Before the baby arrives
There are a few different steps here. First, just like everything else, preparation is key. You may want to use a doll and carry it around showing it occasionally to your dog while you have him sit. This gives you the opportunity to stay calm and do some practice runs before the baby arrives and get him used to the scene. You can even play sounds of a crying baby from YouTube on your phone.
When the baby arrives
First have a parent and any guests enter without the baby to give their undivided attention to your dog. He will not have seen you for a few days and will likely be very excited. Once he’s finished with his greeting ritual, put him on his leash and grab a few of his favorite treats.
When the other parent comes in with the baby, praise your dog and offer some rewards. Use the leash to control jumping or general over enthusiasm towards the baby. It is really important that all humans stay very relaxed and calm during this time. If you are nervous or jittery he will pick up on it and sense that something is off. It is not necessary for your dog to make contact with the baby right away.
The meet and greet should be relatively engineered. Wait until everything is calm and quiet, perhaps while the baby is sleeping or otherwise calm. I would once again have him on a leash. A parent can sit down with the baby while the other approaches calmly with your dog, offering small treats. Again, everyone should stay calm. If the dog is mellow and is showing soft friendly body language, he may approach to sniff the babies feet for a few seconds. Whoever is handling Batman should then distract him with treats and have him do a “sit” or “down” then reward him. If all has gone smoothly, repeat the process a few times.
I’ve heard bringing home a blanket with the baby’s smell is important to introduce the baby’s scent to your dog. Any thoughts or other recommendations on this idea?
Absolutely. Sense of smell is of paramount importance to a dog. It is said they can detect a teaspoon of sugar dissolved in an Olympic swimming pool. Crazy stuff right? Bringing home the baby’s swaddle or blanket is a good idea. Be sure to pair the presence of the blanket with a positive experience. A few treats, a game of fetch, A cuddle session, whatever it is you know makes him happy.
What are your recommendations on teaching your dog boundaries when around the baby?
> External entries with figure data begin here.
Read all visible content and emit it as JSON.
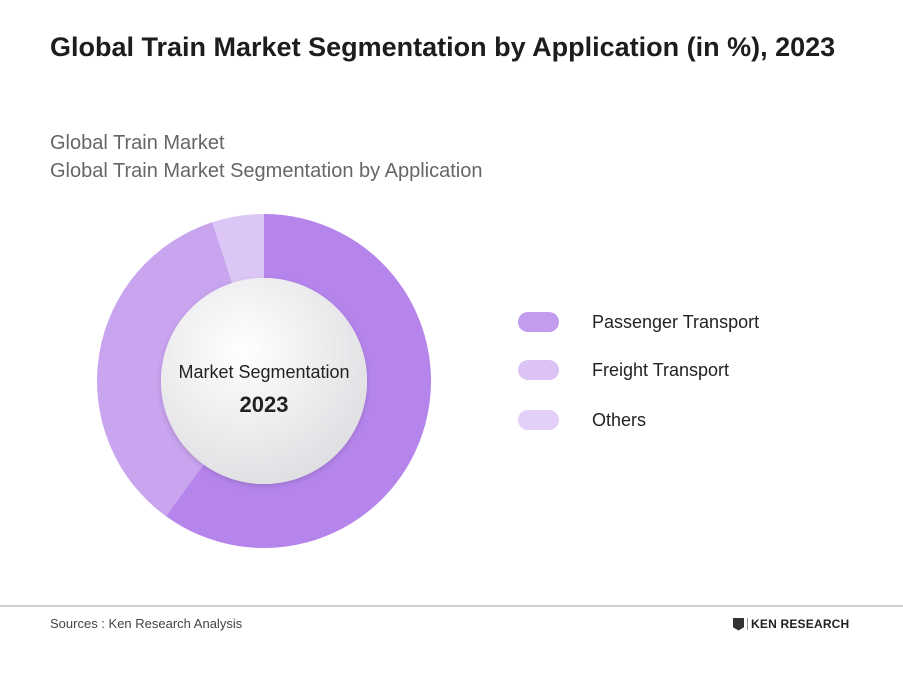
{
  "chart_data": {
    "type": "pie",
    "subtype": "donut",
    "title": "Global Train Market Segmentation by Application (in %), 2023",
    "subtitle_lines": [
      "Global Train Market",
      "Global Train Market Segmentation by Application"
    ],
    "center_label": "Market Segmentation",
    "center_value": "2023",
    "categories": [
      "Passenger Transport",
      "Freight Transport",
      "Others"
    ],
    "values": [
      60,
      35,
      5
    ],
    "colors": [
      "#b585ec",
      "#c9a4ef",
      "#dcc6f6"
    ],
    "legend_colors": [
      "#c39bef",
      "#dcc3f5",
      "#e3cff7"
    ],
    "legend_position": "right"
  },
  "footer": {
    "source": "Sources : Ken Research Analysis",
    "logo_text": "KEN RESEARCH"
  }
}
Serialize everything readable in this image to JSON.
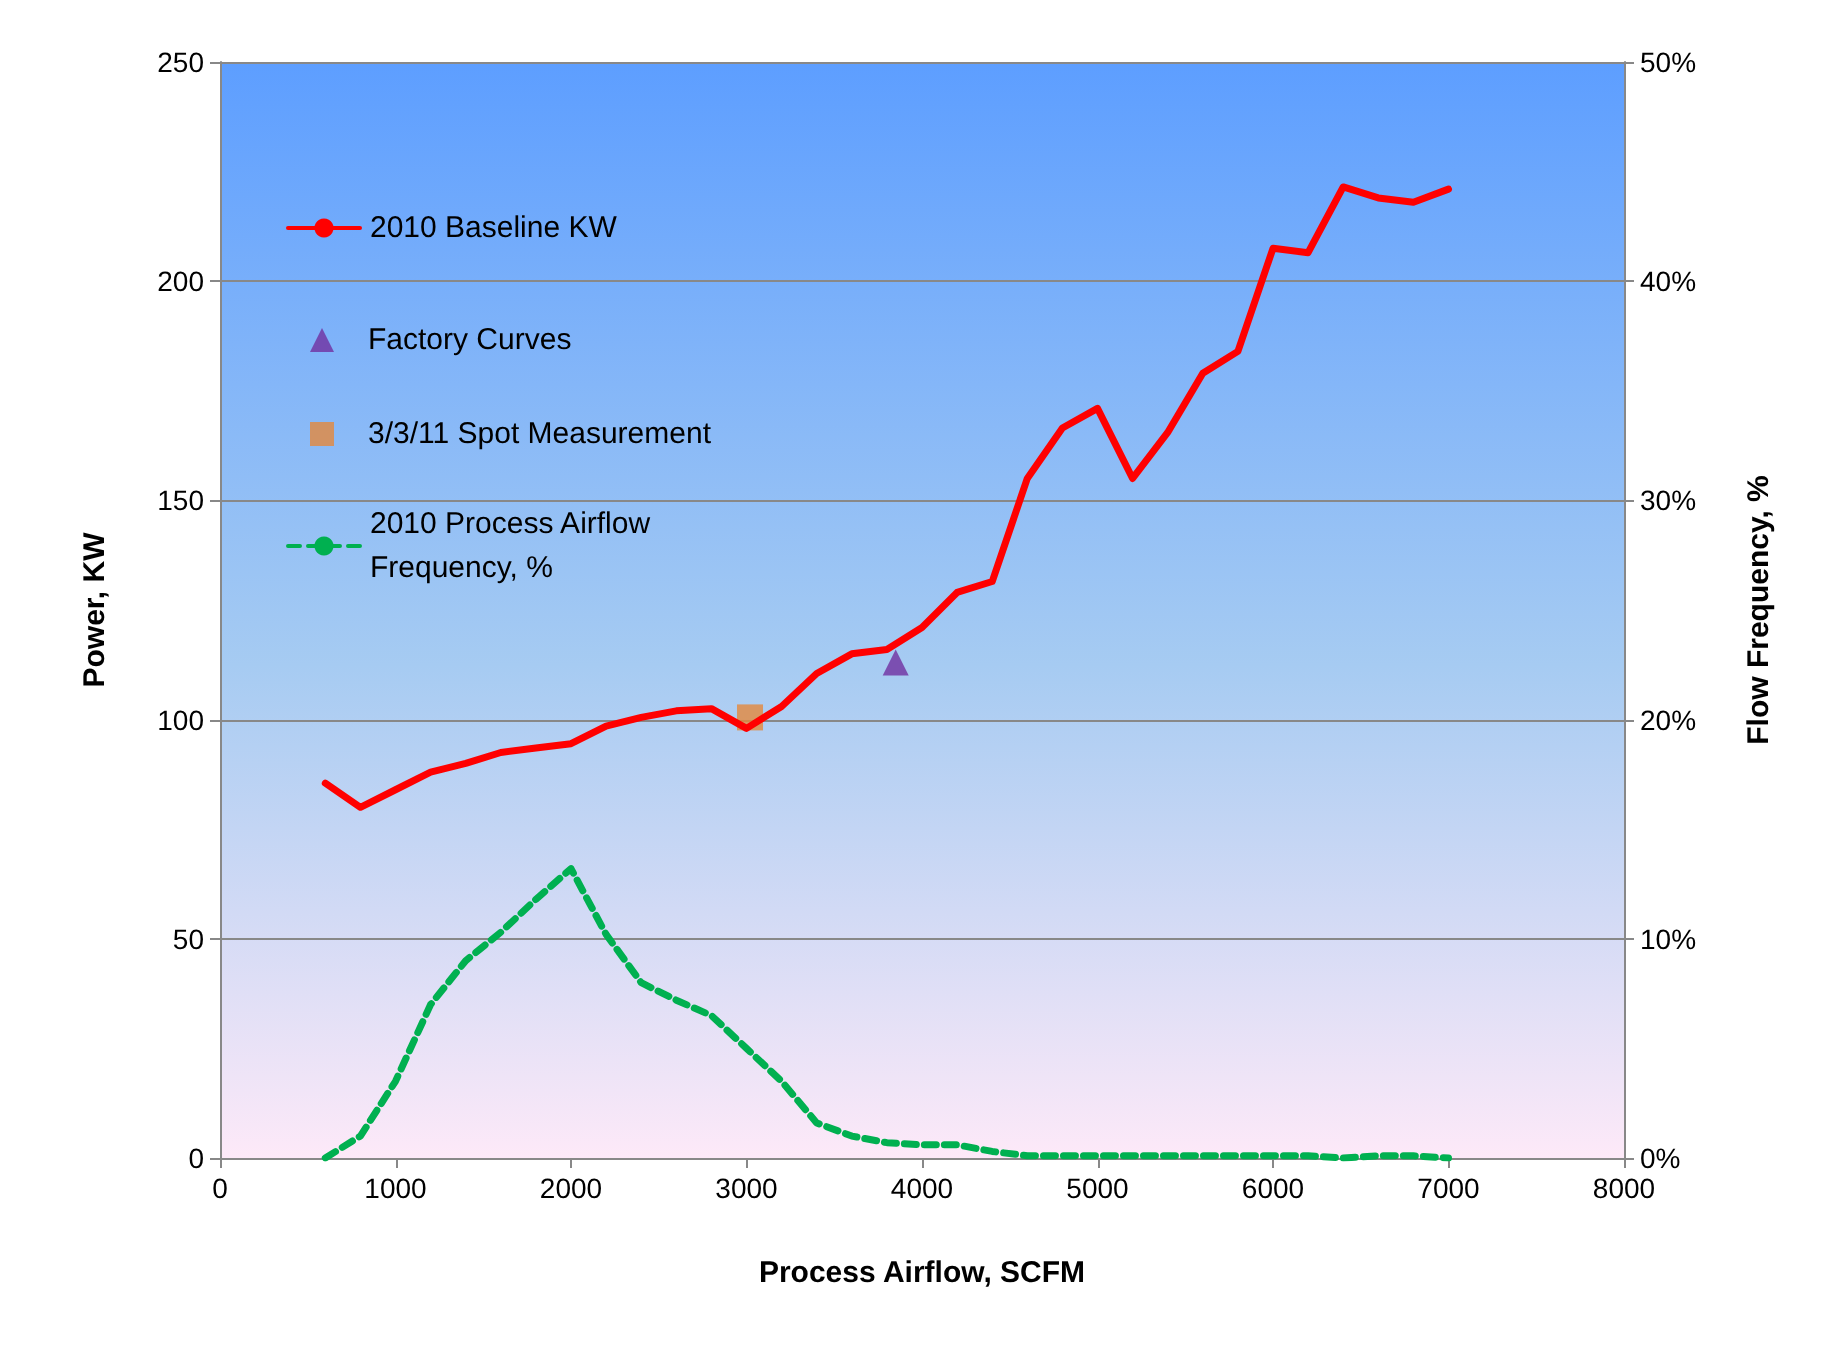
{
  "chart_data": {
    "type": "line",
    "xlabel": "Process Airflow, SCFM",
    "ylabel": "Power, KW",
    "y2label": "Flow Frequency, %",
    "xlim": [
      0,
      8000
    ],
    "xticks": [
      0,
      1000,
      2000,
      3000,
      4000,
      5000,
      6000,
      7000,
      8000
    ],
    "ylim": [
      0,
      250
    ],
    "yticks": [
      0,
      50,
      100,
      150,
      200,
      250
    ],
    "y2lim": [
      0,
      50
    ],
    "y2ticks": [
      {
        "value": 0,
        "label": "0%"
      },
      {
        "value": 10,
        "label": "10%"
      },
      {
        "value": 20,
        "label": "20%"
      },
      {
        "value": 30,
        "label": "30%"
      },
      {
        "value": 40,
        "label": "40%"
      },
      {
        "value": 50,
        "label": "50%"
      }
    ],
    "grid": "y",
    "legend": "top left",
    "marker": "none",
    "x": [
      600,
      800,
      1000,
      1200,
      1400,
      1600,
      1800,
      2000,
      2200,
      2400,
      2600,
      2800,
      3000,
      3200,
      3400,
      3600,
      3800,
      4000,
      4200,
      4400,
      4600,
      4800,
      5000,
      5200,
      5400,
      5600,
      5800,
      6000,
      6200,
      6400,
      6600,
      6800,
      7000
    ],
    "series": [
      {
        "name": "2010 Baseline KW",
        "color": "#ff0000",
        "line_style": "solid",
        "values": [
          85.5,
          80,
          84,
          88,
          90,
          92.5,
          93.5,
          94.5,
          98.5,
          100.5,
          102,
          102.5,
          98,
          103,
          110.5,
          115,
          116,
          121,
          129,
          131.5,
          155,
          166.5,
          171,
          155,
          165.5,
          179,
          184,
          207.5,
          206.5,
          221.5,
          219,
          218,
          221
        ]
      },
      {
        "name": "Factory Curves",
        "type": "scatter",
        "marker": "triangle",
        "color": "#7030a0",
        "x": [
          3850
        ],
        "values": [
          113
        ]
      },
      {
        "name": "3/3/11 Spot Measurement",
        "type": "scatter",
        "marker": "square",
        "color": "#e4883c",
        "x": [
          3020
        ],
        "values": [
          100.5
        ]
      },
      {
        "name": "2010 Process Airflow Frequency, %",
        "axis": "y2",
        "color": "#00b050",
        "line_style": "dashed",
        "values": [
          0,
          1,
          3.5,
          7,
          9,
          10.3,
          11.8,
          13.2,
          10.2,
          8,
          7.2,
          6.5,
          5,
          3.5,
          1.6,
          1,
          0.7,
          0.6,
          0.6,
          0.3,
          0.1,
          0.1,
          0.1,
          0.1,
          0.1,
          0.1,
          0.1,
          0.1,
          0.1,
          0,
          0.1,
          0.1,
          0
        ]
      }
    ]
  }
}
It is important to think practically about your life with your dog as it is now and how it may change once the baby comes. If your dog is sleeping on your bed and you plan to co-sleep with the baby, getting your dog comfortable sleeping on a dog bed on the floor or in his crate a few months prior to your due date is good idea. You should start getting in the habit now of having him sit and stay outside the bedroom and nursery door until invited in. Teaching him the “go to your place” cue is also helpful in this scenario. If you’re like me, you will want him to be involved in the experience. Having him stay at the door, then come into the room when you give the “OK”, then go to his place/dog bed beside the rocking chair while you nurse, is a very safe, structured and appropriate way for him to be involved while keeping the peace in your home.